Determination of methicillin-resistance in Staphylococcus aureus by agar dilution and disc diffusion methods

Abstract
Four-hundred and seventy-six isolates of Staphylococcus aureus from patients in Hong Kong were tested for methicillin-resistance by agar dilution and disc diffusion methods, using heavy inocula. With Mueller-Hinton agar incubated at 30°C for 24 h, 216 (MRSA) isolates were resistant to 8 mg/l of methicillin and grew up to the edge of a 10 μg methicillin disc, and 260 strains were susceptible to ≥ 4 mg/l methicillin and produced inhibition zones of at least 20 mm diameter.
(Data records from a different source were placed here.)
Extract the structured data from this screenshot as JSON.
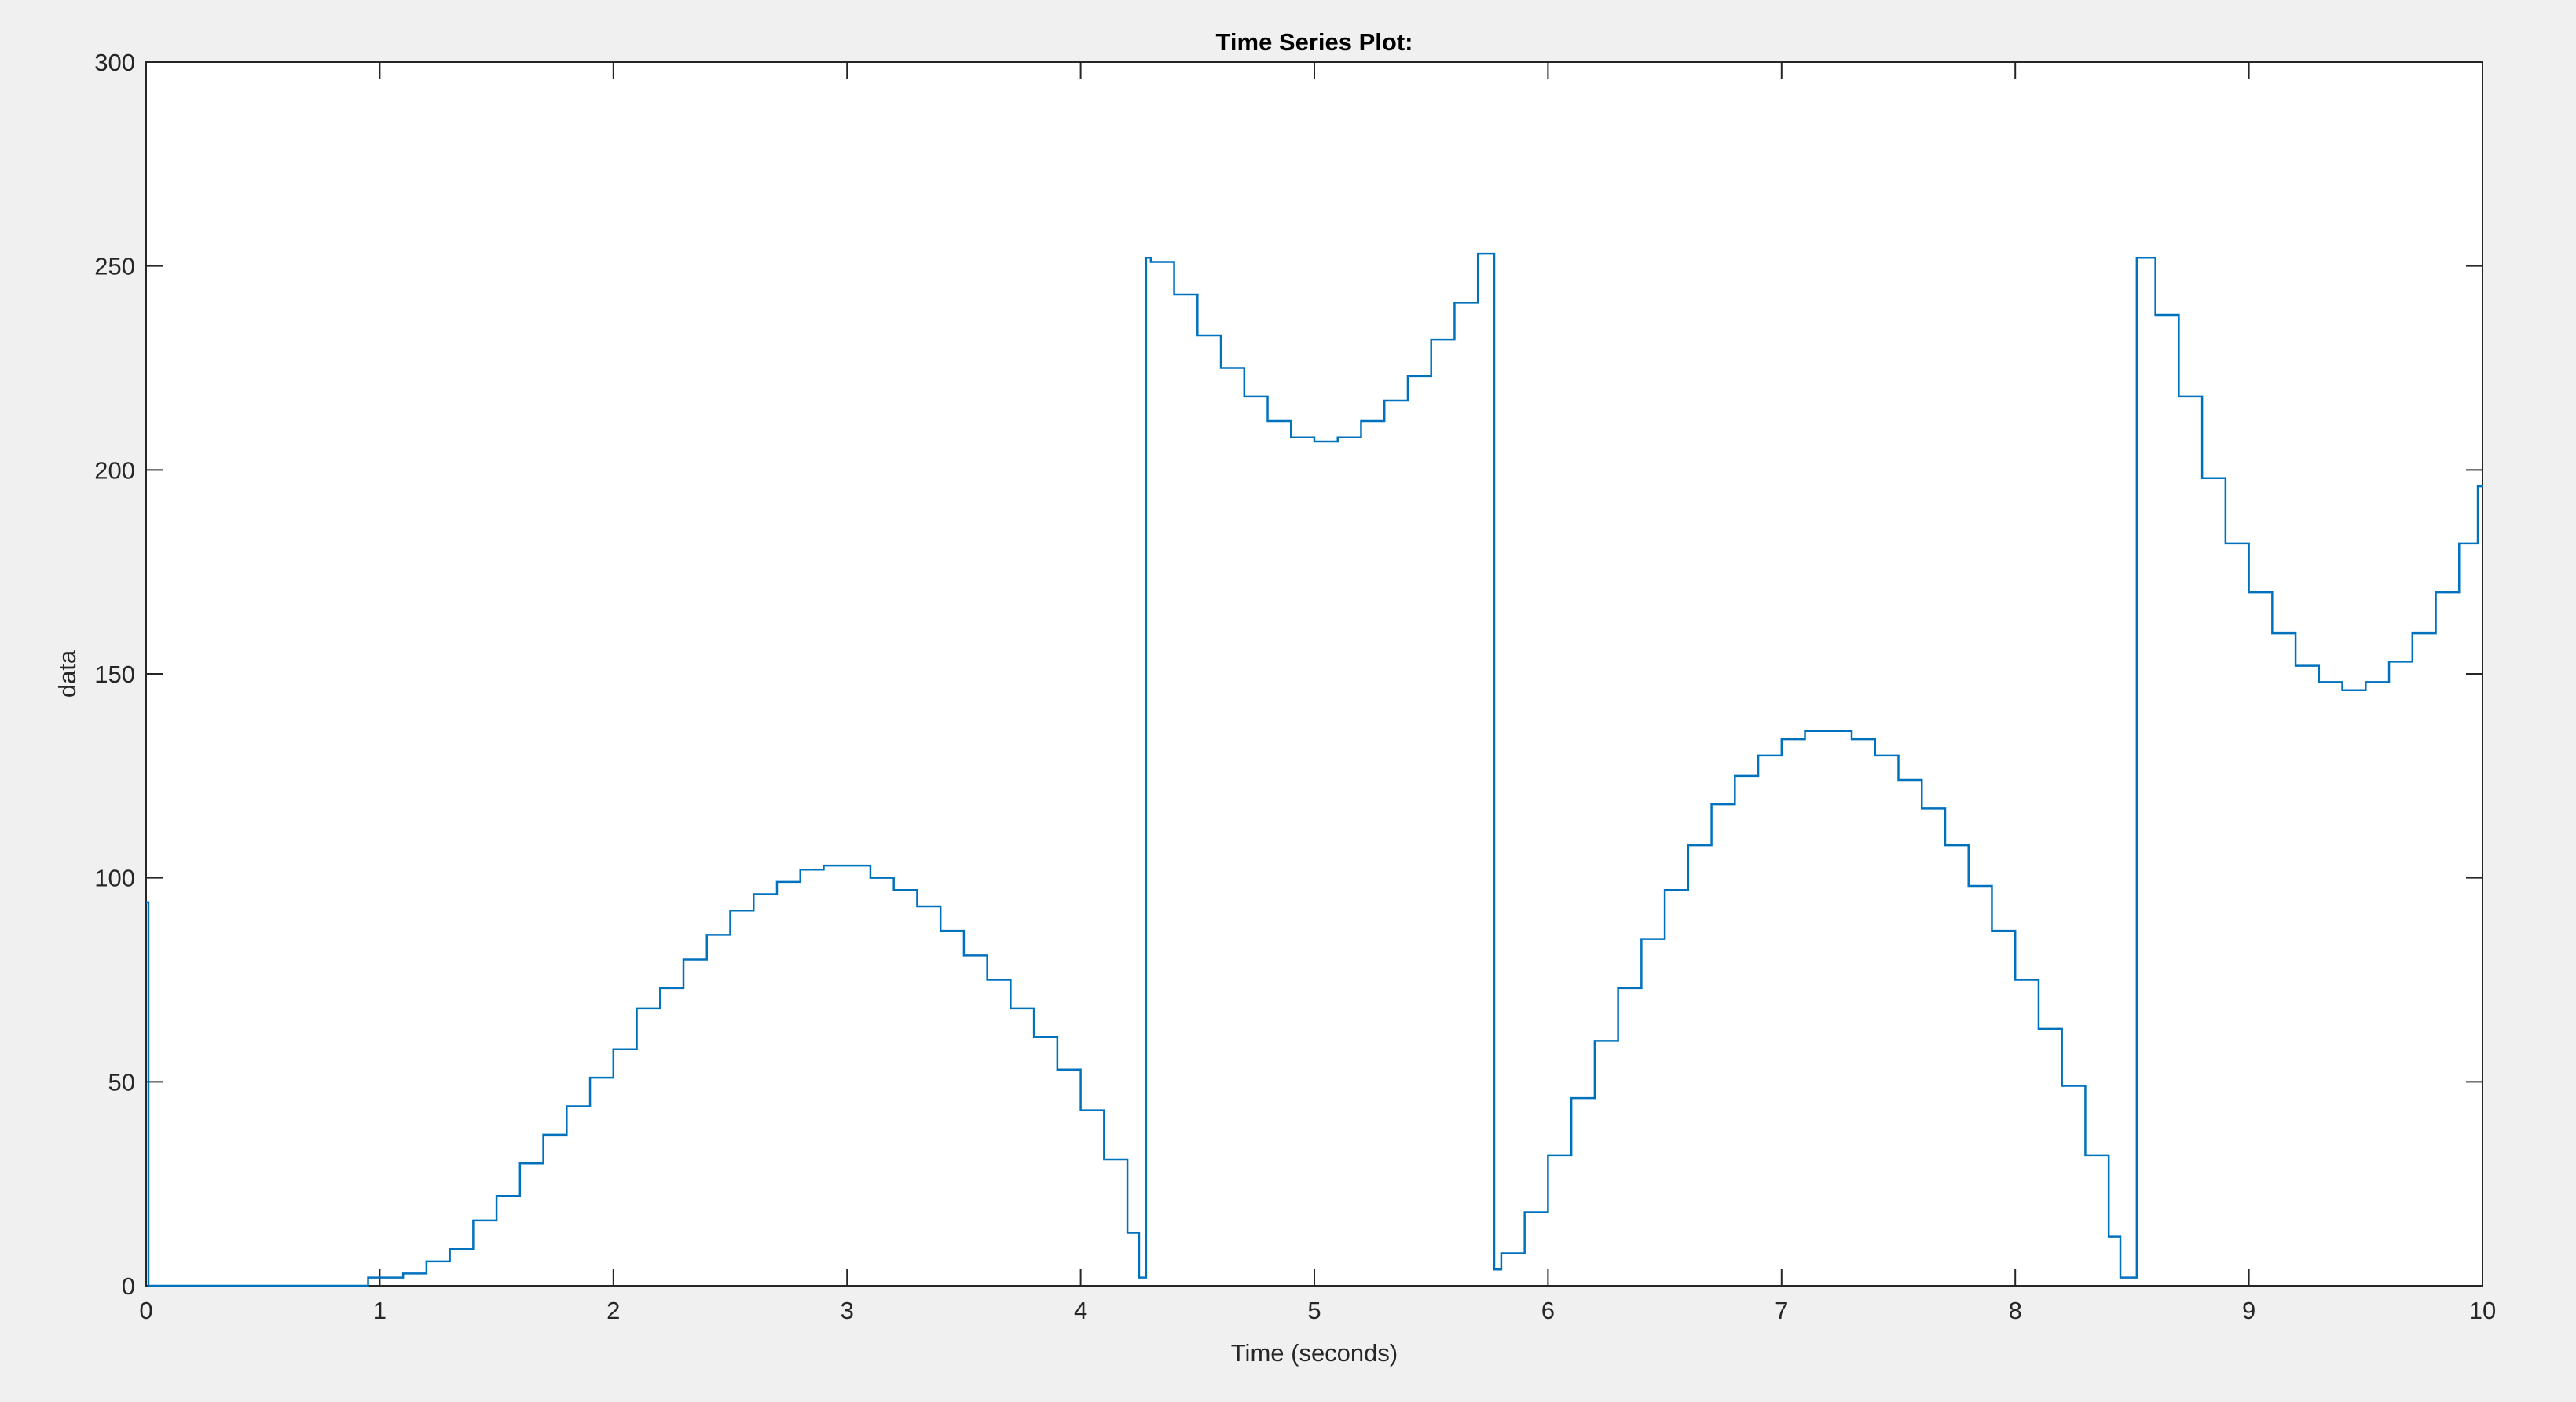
{
  "chart_data": {
    "type": "stairs",
    "title": "Time Series Plot:",
    "x_label": "Time (seconds)",
    "y_label": "data",
    "series": [
      {
        "name": "data",
        "color": "#0072bd",
        "x": [
          0,
          0.01,
          0.95,
          1.0,
          1.1,
          1.2,
          1.3,
          1.4,
          1.5,
          1.6,
          1.7,
          1.8,
          1.9,
          2.0,
          2.1,
          2.2,
          2.3,
          2.4,
          2.5,
          2.6,
          2.7,
          2.8,
          2.9,
          3.0,
          3.1,
          3.2,
          3.3,
          3.4,
          3.5,
          3.6,
          3.7,
          3.8,
          3.9,
          4.0,
          4.1,
          4.2,
          4.25,
          4.28,
          4.3,
          4.4,
          4.5,
          4.6,
          4.7,
          4.8,
          4.9,
          5.0,
          5.1,
          5.2,
          5.3,
          5.4,
          5.5,
          5.6,
          5.7,
          5.77,
          5.8,
          5.9,
          6.0,
          6.1,
          6.2,
          6.3,
          6.4,
          6.5,
          6.6,
          6.7,
          6.8,
          6.9,
          7.0,
          7.1,
          7.2,
          7.3,
          7.4,
          7.5,
          7.6,
          7.7,
          7.8,
          7.9,
          8.0,
          8.1,
          8.2,
          8.3,
          8.4,
          8.45,
          8.52,
          8.6,
          8.7,
          8.8,
          8.9,
          9.0,
          9.1,
          9.2,
          9.3,
          9.4,
          9.5,
          9.6,
          9.7,
          9.8,
          9.9,
          9.98
        ],
        "values": [
          94,
          0,
          2,
          2,
          3,
          6,
          9,
          16,
          22,
          30,
          37,
          44,
          51,
          58,
          68,
          73,
          80,
          86,
          92,
          96,
          99,
          102,
          103,
          103,
          100,
          97,
          93,
          87,
          81,
          75,
          68,
          61,
          53,
          43,
          31,
          13,
          2,
          252,
          251,
          243,
          233,
          225,
          218,
          212,
          208,
          207,
          208,
          212,
          217,
          223,
          232,
          241,
          253,
          4,
          8,
          18,
          32,
          46,
          60,
          73,
          85,
          97,
          108,
          118,
          125,
          130,
          134,
          136,
          136,
          134,
          130,
          124,
          117,
          108,
          98,
          87,
          75,
          63,
          49,
          32,
          12,
          2,
          252,
          238,
          218,
          198,
          182,
          170,
          160,
          152,
          148,
          146,
          148,
          153,
          160,
          170,
          182,
          196
        ]
      }
    ],
    "xlim": [
      0,
      10
    ],
    "xticks": [
      0,
      1,
      2,
      3,
      4,
      5,
      6,
      7,
      8,
      9,
      10
    ],
    "ylim": [
      0,
      300
    ],
    "yticks": [
      0,
      50,
      100,
      150,
      200,
      250,
      300
    ],
    "grid": false
  }
}
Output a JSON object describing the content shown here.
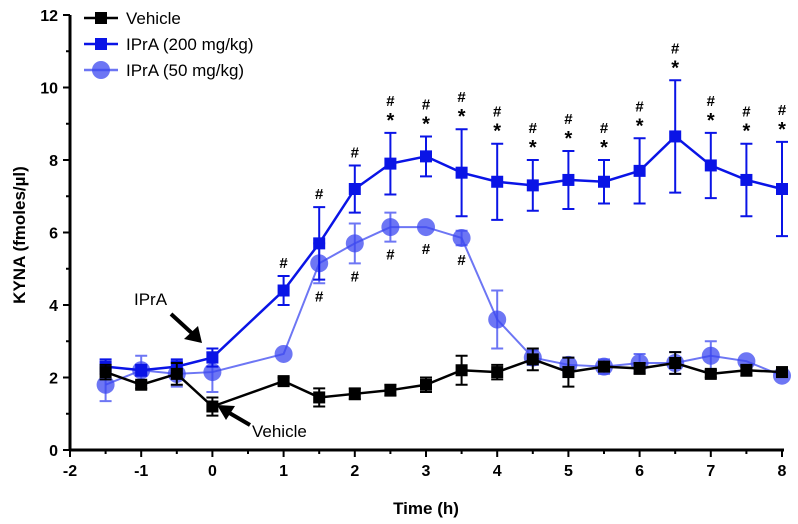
{
  "chart_data": {
    "type": "line",
    "xlabel": "Time (h)",
    "ylabel": "KYNA (fmoles/µl)",
    "xlim": [
      -2,
      8
    ],
    "ylim": [
      0,
      12
    ],
    "xticks": [
      -2,
      -1,
      0,
      1,
      2,
      3,
      4,
      5,
      6,
      7,
      8
    ],
    "yticks": [
      0,
      2,
      4,
      6,
      8,
      10,
      12
    ],
    "legend_position": "top-left",
    "x": [
      -1.5,
      -1,
      -0.5,
      0,
      1,
      1.5,
      2,
      2.5,
      3,
      3.5,
      4,
      4.5,
      5,
      5.5,
      6,
      6.5,
      7,
      7.5,
      8
    ],
    "series": [
      {
        "name": "Vehicle",
        "color": "#000000",
        "marker": "square",
        "values": [
          2.15,
          1.8,
          2.1,
          1.2,
          1.9,
          1.45,
          1.55,
          1.65,
          1.8,
          2.2,
          2.15,
          2.5,
          2.15,
          2.3,
          2.25,
          2.4,
          2.1,
          2.2,
          2.15
        ],
        "errors": [
          0.2,
          0.1,
          0.3,
          0.25,
          0.1,
          0.25,
          0.15,
          0.15,
          0.2,
          0.4,
          0.2,
          0.3,
          0.4,
          0.1,
          0.15,
          0.3,
          0.1,
          0.15,
          0.1
        ]
      },
      {
        "name": "IPrA (200 mg/kg)",
        "color": "#0a14e6",
        "marker": "square",
        "values": [
          2.3,
          2.2,
          2.3,
          2.55,
          4.4,
          5.7,
          7.2,
          7.9,
          8.1,
          7.65,
          7.4,
          7.3,
          7.45,
          7.4,
          7.7,
          8.65,
          7.85,
          7.45,
          7.2
        ],
        "errors": [
          0.2,
          0.15,
          0.2,
          0.25,
          0.4,
          1.0,
          0.65,
          0.85,
          0.55,
          1.2,
          1.05,
          0.7,
          0.8,
          0.6,
          0.9,
          1.55,
          0.9,
          1.0,
          1.3
        ]
      },
      {
        "name": "IPrA (50 mg/kg)",
        "color": "#3c48f0",
        "marker": "circle",
        "values": [
          1.8,
          2.2,
          2.1,
          2.15,
          2.65,
          5.15,
          5.7,
          6.15,
          6.15,
          5.85,
          3.6,
          2.55,
          2.35,
          2.3,
          2.4,
          2.4,
          2.6,
          2.45,
          2.05
        ],
        "errors": [
          0.45,
          0.4,
          0.35,
          0.55,
          0,
          0.55,
          0.55,
          0.4,
          0,
          0.2,
          0.8,
          0.2,
          0.2,
          0.2,
          0.25,
          0.3,
          0.4,
          0,
          0
        ]
      }
    ],
    "annotations_200": [
      {
        "x": 1,
        "text": "#"
      },
      {
        "x": 1.5,
        "text": "#"
      },
      {
        "x": 2,
        "text": "#"
      },
      {
        "x": 2.5,
        "text": "#*"
      },
      {
        "x": 3,
        "text": "#*"
      },
      {
        "x": 3.5,
        "text": "#*"
      },
      {
        "x": 4,
        "text": "#*"
      },
      {
        "x": 4.5,
        "text": "#*"
      },
      {
        "x": 5,
        "text": "#*"
      },
      {
        "x": 5.5,
        "text": "#*"
      },
      {
        "x": 6,
        "text": "#*"
      },
      {
        "x": 6.5,
        "text": "#*"
      },
      {
        "x": 7,
        "text": "#*"
      },
      {
        "x": 7.5,
        "text": "#*"
      },
      {
        "x": 8,
        "text": "#*"
      }
    ],
    "annotations_50": [
      {
        "x": 1.5,
        "text": "#"
      },
      {
        "x": 2,
        "text": "#"
      },
      {
        "x": 2.5,
        "text": "#"
      },
      {
        "x": 3,
        "text": "#"
      },
      {
        "x": 3.5,
        "text": "#"
      }
    ],
    "arrow_labels": [
      {
        "text": "IPrA",
        "x": 0,
        "y": 2.55
      },
      {
        "text": "Vehicle",
        "x": 0,
        "y": 1.2
      }
    ]
  }
}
Incubation for 48 h, the addition of sodium chloride, or the use of a 5 μg disc had little effect on these results, but a significant number of MRSA strains produced inhibition zones when disc diffusion tests were incubated at 35°C, and many sensitive strains showed scanty growth on salt-containing agar at high methicillin concentrations in agar dilution tests. Iso-Sensitest agar did not appear to support the growth of the minority resistant populations of MRSA unless supplemented with menadione and thiamine, and even with supplemented Iso-Sensitest medium a few presumptively resistant strains appeared methicillin-sensitive in both disc diffusion and agar dilution tests.